In many ways, Duckman could be considered a classic amongst the adult cartoon medium. Perhaps it’s because the audience for such a show has either grown up or continued to watch the always-on South Park, but you just don’t see much of a presence for adult animation on TV anymore outside of Comedy Central and whatever Fox TV has airing currently. Still, back in the early to late 90s, it was a great time to be an adult animation fan as we saw some truly original and truly offensive cartoons that came to be a presence on network blocks late at night.
Get the themes of superheroes out of your head–Duckman is anything but. A lewd, alcoholic, sex-starved, and murderous duck, Duckman (voiced by Jason Alexander) goes through life barely making enough money to pay his alimony and cable TV bills, all the while accompanied by his much more capable sidekick Cornfed. With a fully fledged hot temper and an “I Don’t Care” attitude Duckman is as offensive as he is entertaining.
Despite a solid cult following, I made an odd face when the set arrived at my door. In the recesses of my mind the title sounded familiar and the art style, reminiscent of something from Ren & Stimpy or Beavis & Butthead, was also familiar but I knew I had never seen it. Although new to me, I settled in not knowing what to expect from a show about a talking duck with bad manners and was pleasantly surprised by how well the show held up over the years.
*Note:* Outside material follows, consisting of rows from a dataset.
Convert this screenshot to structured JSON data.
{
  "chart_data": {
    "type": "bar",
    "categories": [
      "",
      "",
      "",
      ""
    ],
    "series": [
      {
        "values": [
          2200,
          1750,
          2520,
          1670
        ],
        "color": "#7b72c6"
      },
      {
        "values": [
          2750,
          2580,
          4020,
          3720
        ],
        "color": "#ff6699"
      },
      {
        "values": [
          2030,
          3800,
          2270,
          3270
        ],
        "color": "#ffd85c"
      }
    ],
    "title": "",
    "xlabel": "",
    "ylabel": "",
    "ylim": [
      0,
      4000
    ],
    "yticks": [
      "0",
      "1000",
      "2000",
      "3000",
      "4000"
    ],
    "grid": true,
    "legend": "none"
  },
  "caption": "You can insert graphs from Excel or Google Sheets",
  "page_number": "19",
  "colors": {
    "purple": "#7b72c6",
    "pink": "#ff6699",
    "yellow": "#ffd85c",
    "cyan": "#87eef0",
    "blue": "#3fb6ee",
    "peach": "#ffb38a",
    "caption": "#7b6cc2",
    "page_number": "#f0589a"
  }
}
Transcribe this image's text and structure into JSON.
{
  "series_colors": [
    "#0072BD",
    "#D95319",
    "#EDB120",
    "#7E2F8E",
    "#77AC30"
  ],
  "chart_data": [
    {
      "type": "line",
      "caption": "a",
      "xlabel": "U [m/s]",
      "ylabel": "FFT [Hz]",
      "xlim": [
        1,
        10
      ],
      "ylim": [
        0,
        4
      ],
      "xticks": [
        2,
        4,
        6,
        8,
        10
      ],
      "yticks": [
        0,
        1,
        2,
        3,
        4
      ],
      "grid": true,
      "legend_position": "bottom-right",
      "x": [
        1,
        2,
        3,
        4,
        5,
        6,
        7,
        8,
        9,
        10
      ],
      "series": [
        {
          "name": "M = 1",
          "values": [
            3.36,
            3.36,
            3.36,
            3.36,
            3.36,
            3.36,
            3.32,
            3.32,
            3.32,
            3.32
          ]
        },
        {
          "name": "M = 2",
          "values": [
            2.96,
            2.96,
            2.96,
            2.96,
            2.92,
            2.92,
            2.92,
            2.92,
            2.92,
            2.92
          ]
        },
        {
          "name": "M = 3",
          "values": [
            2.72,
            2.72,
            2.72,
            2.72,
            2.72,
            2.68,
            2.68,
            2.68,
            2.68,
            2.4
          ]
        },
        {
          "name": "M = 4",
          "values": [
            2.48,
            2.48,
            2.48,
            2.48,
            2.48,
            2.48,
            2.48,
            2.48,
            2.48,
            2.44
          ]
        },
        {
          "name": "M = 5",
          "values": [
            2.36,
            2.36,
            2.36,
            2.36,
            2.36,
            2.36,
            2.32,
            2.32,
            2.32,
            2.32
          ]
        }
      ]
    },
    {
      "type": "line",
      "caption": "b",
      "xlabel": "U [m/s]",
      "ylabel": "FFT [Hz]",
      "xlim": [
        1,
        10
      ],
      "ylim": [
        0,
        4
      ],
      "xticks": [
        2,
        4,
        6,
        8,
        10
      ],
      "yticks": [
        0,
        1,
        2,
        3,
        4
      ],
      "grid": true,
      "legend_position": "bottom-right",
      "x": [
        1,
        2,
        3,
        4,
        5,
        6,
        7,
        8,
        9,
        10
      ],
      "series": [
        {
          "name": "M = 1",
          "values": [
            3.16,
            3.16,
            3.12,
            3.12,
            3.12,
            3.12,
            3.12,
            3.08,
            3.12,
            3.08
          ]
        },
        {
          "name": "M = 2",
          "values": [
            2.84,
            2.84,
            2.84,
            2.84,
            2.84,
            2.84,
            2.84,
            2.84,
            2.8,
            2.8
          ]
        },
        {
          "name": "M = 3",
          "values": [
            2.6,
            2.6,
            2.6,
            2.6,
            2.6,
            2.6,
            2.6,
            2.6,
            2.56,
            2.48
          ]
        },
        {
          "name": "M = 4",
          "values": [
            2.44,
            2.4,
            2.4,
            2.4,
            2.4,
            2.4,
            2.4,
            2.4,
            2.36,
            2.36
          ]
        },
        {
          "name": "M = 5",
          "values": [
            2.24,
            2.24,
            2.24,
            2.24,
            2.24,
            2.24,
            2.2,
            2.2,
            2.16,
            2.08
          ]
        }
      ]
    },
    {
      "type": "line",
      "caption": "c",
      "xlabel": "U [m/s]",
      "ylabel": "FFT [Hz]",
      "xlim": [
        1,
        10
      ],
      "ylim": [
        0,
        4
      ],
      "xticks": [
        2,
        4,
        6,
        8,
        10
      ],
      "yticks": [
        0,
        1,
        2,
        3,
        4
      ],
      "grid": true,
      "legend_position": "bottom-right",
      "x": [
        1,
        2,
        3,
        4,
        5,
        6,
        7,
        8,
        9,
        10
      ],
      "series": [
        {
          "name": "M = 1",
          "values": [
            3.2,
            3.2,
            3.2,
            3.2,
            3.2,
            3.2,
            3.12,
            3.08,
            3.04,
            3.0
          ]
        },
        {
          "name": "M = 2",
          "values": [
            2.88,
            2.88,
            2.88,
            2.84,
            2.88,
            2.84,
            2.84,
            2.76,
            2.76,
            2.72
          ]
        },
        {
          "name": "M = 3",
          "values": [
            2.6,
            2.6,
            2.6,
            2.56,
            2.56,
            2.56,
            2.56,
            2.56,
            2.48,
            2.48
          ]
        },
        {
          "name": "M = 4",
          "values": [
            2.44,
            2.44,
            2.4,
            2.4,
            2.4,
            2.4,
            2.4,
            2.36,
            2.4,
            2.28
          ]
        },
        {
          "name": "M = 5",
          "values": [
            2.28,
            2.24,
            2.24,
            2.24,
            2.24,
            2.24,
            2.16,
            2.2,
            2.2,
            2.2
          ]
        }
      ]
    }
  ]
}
True, the animation is dated beyond belief, but the stories and elements are tried and true and never once did the series, from a writing standpoint, feel like it was from over a decade past.
From the various talent included in the show (including Tim Curry and Gilbert Gottfried), it’s clear there was a lot of love put into the show. Despite this the earlier episodes, as with most seasons, seemed wildly uneven, with the show finally hitting its stride by the second season. It’s nice that both seasons are included here, with the final seasons due sometime later in the year, but with only four seasons Paramount may have been better suited to have just released the entire series in one go rather than split it up until seasonal volumes.
Still, fans are likely to swarm to this set since this is the first time it’s seen the light of DVD. The series itself did win me over with its crass and rude humor, but it wasn’t quite the stellar series I had hoped for when I started watching it. Oddly enough for a show about talking animals and an animation style akin to a nightmare, the series is oddly grounded in a faux-reality that you can relate to. It’s not something that will enthrall you from beginning to end, but occasionally you may find yourself saying “Hey, that lewd, alcoholic duck screaming obscenities on my television is right!”
Overall the series comes Recommended, simply because of how well it’s held up over the years. There are some truly laugh out loud moments on this set and as bitter a duck as he is, he is very relatable. Although there is toilet humor to be sure, the humor here really is of the mature nature in that it’s quite intelligent in-between the burps and farts.
Duckman – Seasons One and Two arrives in a thin-pak slipcase duo, with two thin-paks housing the three discs of the set as. On the rear of the thin-paks are episode titles and disc descriptions and inside is a collage of images from the show as the backdrop behind the discs and, of course, the discs themselves with their non-flashy plain greywash disc art. . The sets menus are intercut with clips from the show that seemingly end without finishing (tested this on several players and they all cut off the last half a second of audio from the clips). The video for the set is what you’d expect from a series this old, with plenty of grain and film artifacts popping up, but for the most part it’s a solid transfer with well defined blacks and colors. The audio, a Dolby Surround 2.0 mix, is laid back with clean and clear dialogue throughout the set.
Surprisingly our first extra out of the gate is a commentary on the pilot with Everett Peck and Jason Alexander. Sadly this commentary is rather mediocre and despite a short run time, there are dead audio moments and the dreaded “this is what’s happening on screen” discussions. Still, Peck and Alexander do offer some insight into the series itself and its history, so fans will want to give it a listen, although they’re likely to be very disappointed that this is the only commentary on the entire set. The first disc extras finish up with some promo shots for the series.
The second disc (and the last with extras), contains an array of featurettes to check out. The first is a retrospective documentary entitled “What the Hell Are You Staring At?” (29:45) which interviews cast and crew about the history of the series. “Designing Duckman” (12:53) talks about the design and look of the show, while “Six Degrees of Duckman” is an interactive featurette that allows you to select profiles of the characters in the show to get bios, images and short clips of them.
Overall a decent set and one with a surprising level of extras for a rather show that’s been out of the spotlight for so long. It’s great that the cast and crew were able to return after all of these years and offer their thoughts on the project and Jason Alexander’s return especially is welcomed as he adds insight into the series not only as the voice of the main character but also the time he spent on the show itself. There is plenty to enjoy about the series and the extras here, however few there are, are informative and worth checking out if you enjoyed the series. Well worth your time and Recommended.
Duckman: Seasons One & Two is now available on DVD.